Alan Keyes May Be Weighing A Presidential Bid

Former U.S. Amb. Alan Keyes is sending signals to allies that he is weighing a late bid for the Republican presidential nomination, two sources close to the two-time presidential candidate say.

This week, Keyes's name was registered to participate in the West Virginia Republican convention in 2008 -- that party's delegate selection contests. The entry fee is $5000 and the deadline for payment was last Friday, according to the state party's website.

Sources close to Keyes confirmed that he has begun to talk to some of his longtime advisers about a run. But they said he did not direct RenewAmerica, a grassroots activist group he chairs, to send in the fee.

RenewAmerica has started an active Draft Keyes movement through its political action committee. The PAC paid for a table at the Iowa Republican Party straw poll in Ames last month, and Mary Parker Lewis, Keyes's long-time chief of staff, wrote in an e-mail that she would probably rejoin RenewAmerica soon.

But, she, said, "To date, I would say he has only very provisionally, only in principle, approved their efforts as a moral conservative voter mobilization," Lewis said.

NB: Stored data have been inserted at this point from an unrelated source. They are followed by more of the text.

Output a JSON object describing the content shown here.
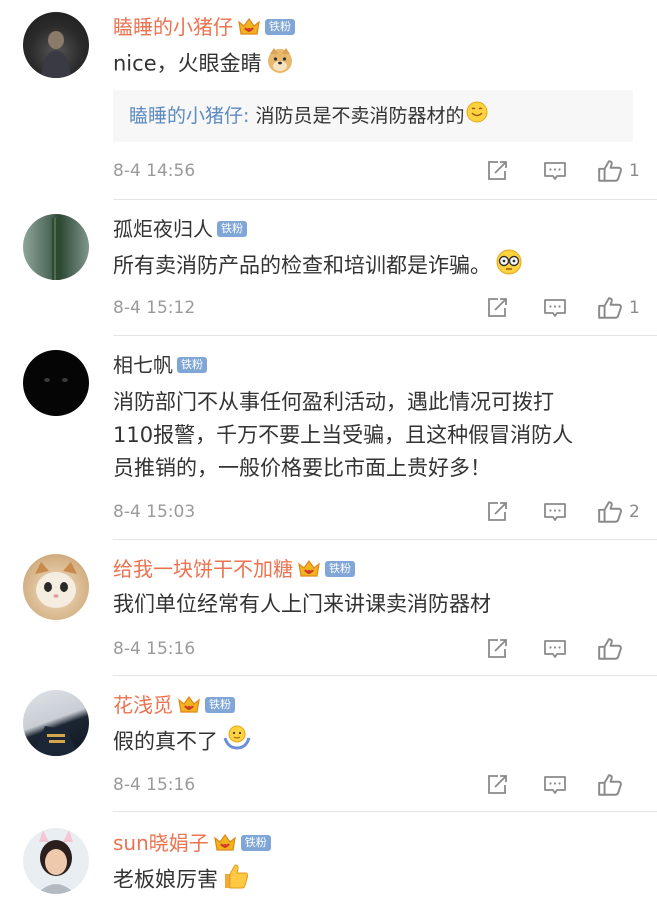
{
  "colors": {
    "vip_name": "#eb7350",
    "normal_name": "#333333",
    "badge_bg": "#7fa6d6",
    "quote_name": "#5d8ac0",
    "meta": "#9a9a9a"
  },
  "comments": [
    {
      "username": "瞌睡的小猪仔",
      "has_crown": true,
      "badge": "铁粉",
      "text": "nice，火眼金睛",
      "emoji": "doge-emoji",
      "quote_name": "瞌睡的小猪仔:",
      "quote_text": " 消防员是不卖消防器材的",
      "quote_emoji": "smile-emoji",
      "time": "8-4 14:56",
      "likes": "1"
    },
    {
      "username": "孤炬夜归人",
      "has_crown": false,
      "badge": "铁粉",
      "text": "所有卖消防产品的检查和培训都是诈骗。",
      "emoji": "glasses-emoji",
      "time": "8-4 15:12",
      "likes": "1"
    },
    {
      "username": "相七帆",
      "has_crown": false,
      "badge": "铁粉",
      "text_lines": [
        "消防部门不从事任何盈利活动，遇此情况可拨打",
        "110报警，千万不要上当受骗，且这种假冒消防人",
        "员推销的，一般价格要比市面上贵好多！"
      ],
      "time": "8-4 15:03",
      "likes": "2"
    },
    {
      "username": "给我一块饼干不加糖",
      "has_crown": true,
      "badge": "铁粉",
      "text": "我们单位经常有人上门来讲课卖消防器材",
      "time": "8-4 15:16",
      "likes": ""
    },
    {
      "username": "花浅觅",
      "has_crown": true,
      "badge": "铁粉",
      "text": "假的真不了",
      "emoji": "shrug-emoji",
      "time": "8-4 15:16",
      "likes": ""
    },
    {
      "username": "sun晓娟子",
      "has_crown": true,
      "badge": "铁粉",
      "text": "老板娘厉害",
      "emoji": "thumbs-up-emoji"
    }
  ]
}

Renew America's website includes this paragraph:

"Alan has also given the movement's leaders his general permission to undertake their effort in the first place — on the condition that they make it clear that, while he is aware of what they are doing and generally approves of it, they are acting independently of him and assume full responsibility for the effort.

For the record, this enterprise is entirely these leaders' idea — not Dr. Keyes' — and Alan has never encouraged them to undertake it."

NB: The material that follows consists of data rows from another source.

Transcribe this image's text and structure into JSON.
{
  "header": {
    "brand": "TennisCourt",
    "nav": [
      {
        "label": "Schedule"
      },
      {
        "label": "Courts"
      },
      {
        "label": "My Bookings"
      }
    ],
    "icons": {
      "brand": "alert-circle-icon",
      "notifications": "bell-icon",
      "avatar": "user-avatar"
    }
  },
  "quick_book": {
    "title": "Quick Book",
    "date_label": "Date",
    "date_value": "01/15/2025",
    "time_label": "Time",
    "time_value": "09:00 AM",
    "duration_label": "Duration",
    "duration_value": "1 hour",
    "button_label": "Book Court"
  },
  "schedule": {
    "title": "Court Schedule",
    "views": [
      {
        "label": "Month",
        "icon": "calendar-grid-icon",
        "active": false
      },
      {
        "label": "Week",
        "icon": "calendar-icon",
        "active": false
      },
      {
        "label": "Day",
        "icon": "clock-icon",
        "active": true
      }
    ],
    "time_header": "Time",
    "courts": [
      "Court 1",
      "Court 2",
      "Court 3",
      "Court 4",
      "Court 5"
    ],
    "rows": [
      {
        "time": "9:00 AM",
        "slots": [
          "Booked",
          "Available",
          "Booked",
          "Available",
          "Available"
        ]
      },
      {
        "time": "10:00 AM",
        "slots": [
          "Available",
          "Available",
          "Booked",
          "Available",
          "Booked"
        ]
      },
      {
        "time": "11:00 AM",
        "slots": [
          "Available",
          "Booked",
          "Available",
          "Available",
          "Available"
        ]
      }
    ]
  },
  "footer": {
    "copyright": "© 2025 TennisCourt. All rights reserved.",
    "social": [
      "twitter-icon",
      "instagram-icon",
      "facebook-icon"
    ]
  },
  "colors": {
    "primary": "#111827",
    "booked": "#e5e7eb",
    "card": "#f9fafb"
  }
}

One source said Keyes wants to speak at the Family Research Council's Values Voter Summit in Washington, scheduled for October 19 through the 21st.

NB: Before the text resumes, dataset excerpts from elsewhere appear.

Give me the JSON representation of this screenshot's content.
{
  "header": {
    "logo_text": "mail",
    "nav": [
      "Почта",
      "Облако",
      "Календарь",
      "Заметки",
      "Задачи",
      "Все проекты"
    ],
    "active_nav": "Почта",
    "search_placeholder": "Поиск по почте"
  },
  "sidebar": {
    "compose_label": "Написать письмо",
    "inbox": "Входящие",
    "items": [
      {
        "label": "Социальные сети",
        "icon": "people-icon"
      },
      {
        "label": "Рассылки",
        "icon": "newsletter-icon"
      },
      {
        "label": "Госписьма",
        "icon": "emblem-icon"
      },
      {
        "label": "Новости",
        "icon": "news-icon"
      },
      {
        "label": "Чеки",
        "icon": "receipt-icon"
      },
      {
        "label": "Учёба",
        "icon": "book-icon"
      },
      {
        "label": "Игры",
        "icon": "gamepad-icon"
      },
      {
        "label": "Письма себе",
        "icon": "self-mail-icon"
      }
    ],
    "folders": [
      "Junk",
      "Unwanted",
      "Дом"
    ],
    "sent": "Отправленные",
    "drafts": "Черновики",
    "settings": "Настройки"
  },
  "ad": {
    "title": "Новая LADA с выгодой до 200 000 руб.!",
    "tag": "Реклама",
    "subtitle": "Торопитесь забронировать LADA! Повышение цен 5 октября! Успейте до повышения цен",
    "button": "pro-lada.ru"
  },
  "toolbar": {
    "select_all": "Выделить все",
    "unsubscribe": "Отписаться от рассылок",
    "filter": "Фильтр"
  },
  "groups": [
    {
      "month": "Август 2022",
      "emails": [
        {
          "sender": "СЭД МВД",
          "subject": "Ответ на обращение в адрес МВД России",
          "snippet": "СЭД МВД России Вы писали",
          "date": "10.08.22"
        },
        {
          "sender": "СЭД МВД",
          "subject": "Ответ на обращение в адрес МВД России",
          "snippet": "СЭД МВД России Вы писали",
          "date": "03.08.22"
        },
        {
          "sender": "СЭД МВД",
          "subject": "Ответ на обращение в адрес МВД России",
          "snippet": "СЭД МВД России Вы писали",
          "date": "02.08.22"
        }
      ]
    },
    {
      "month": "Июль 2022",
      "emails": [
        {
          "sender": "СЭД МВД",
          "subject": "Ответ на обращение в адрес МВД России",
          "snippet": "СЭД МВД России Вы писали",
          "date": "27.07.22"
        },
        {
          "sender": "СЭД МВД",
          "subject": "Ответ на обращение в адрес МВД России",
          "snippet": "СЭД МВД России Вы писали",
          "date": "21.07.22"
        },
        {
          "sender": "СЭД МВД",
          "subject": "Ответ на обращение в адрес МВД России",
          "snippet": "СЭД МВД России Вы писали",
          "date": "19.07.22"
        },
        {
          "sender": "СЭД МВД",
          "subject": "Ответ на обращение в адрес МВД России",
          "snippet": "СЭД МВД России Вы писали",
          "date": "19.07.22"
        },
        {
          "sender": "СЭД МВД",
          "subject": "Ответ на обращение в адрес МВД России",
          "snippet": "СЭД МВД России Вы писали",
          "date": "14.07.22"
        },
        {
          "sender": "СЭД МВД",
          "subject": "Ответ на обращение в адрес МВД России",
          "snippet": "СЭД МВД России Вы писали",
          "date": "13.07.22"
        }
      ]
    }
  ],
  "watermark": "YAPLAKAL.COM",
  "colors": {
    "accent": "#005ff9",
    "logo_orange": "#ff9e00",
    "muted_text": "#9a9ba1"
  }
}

Keyes calls himself a "declarationist" and has said that judges should interpret the constitution as it was written and in light of the "self-evident" truths contained within the Declaration of Independence. His earlier presidential bids have earned him the reputation as being a great debater and a great foil for "mainstream" conservatives but little else. He's also a three time former U.S. Senate nominee, having most recently tried to beat a guy named Barack Obama in Illinois.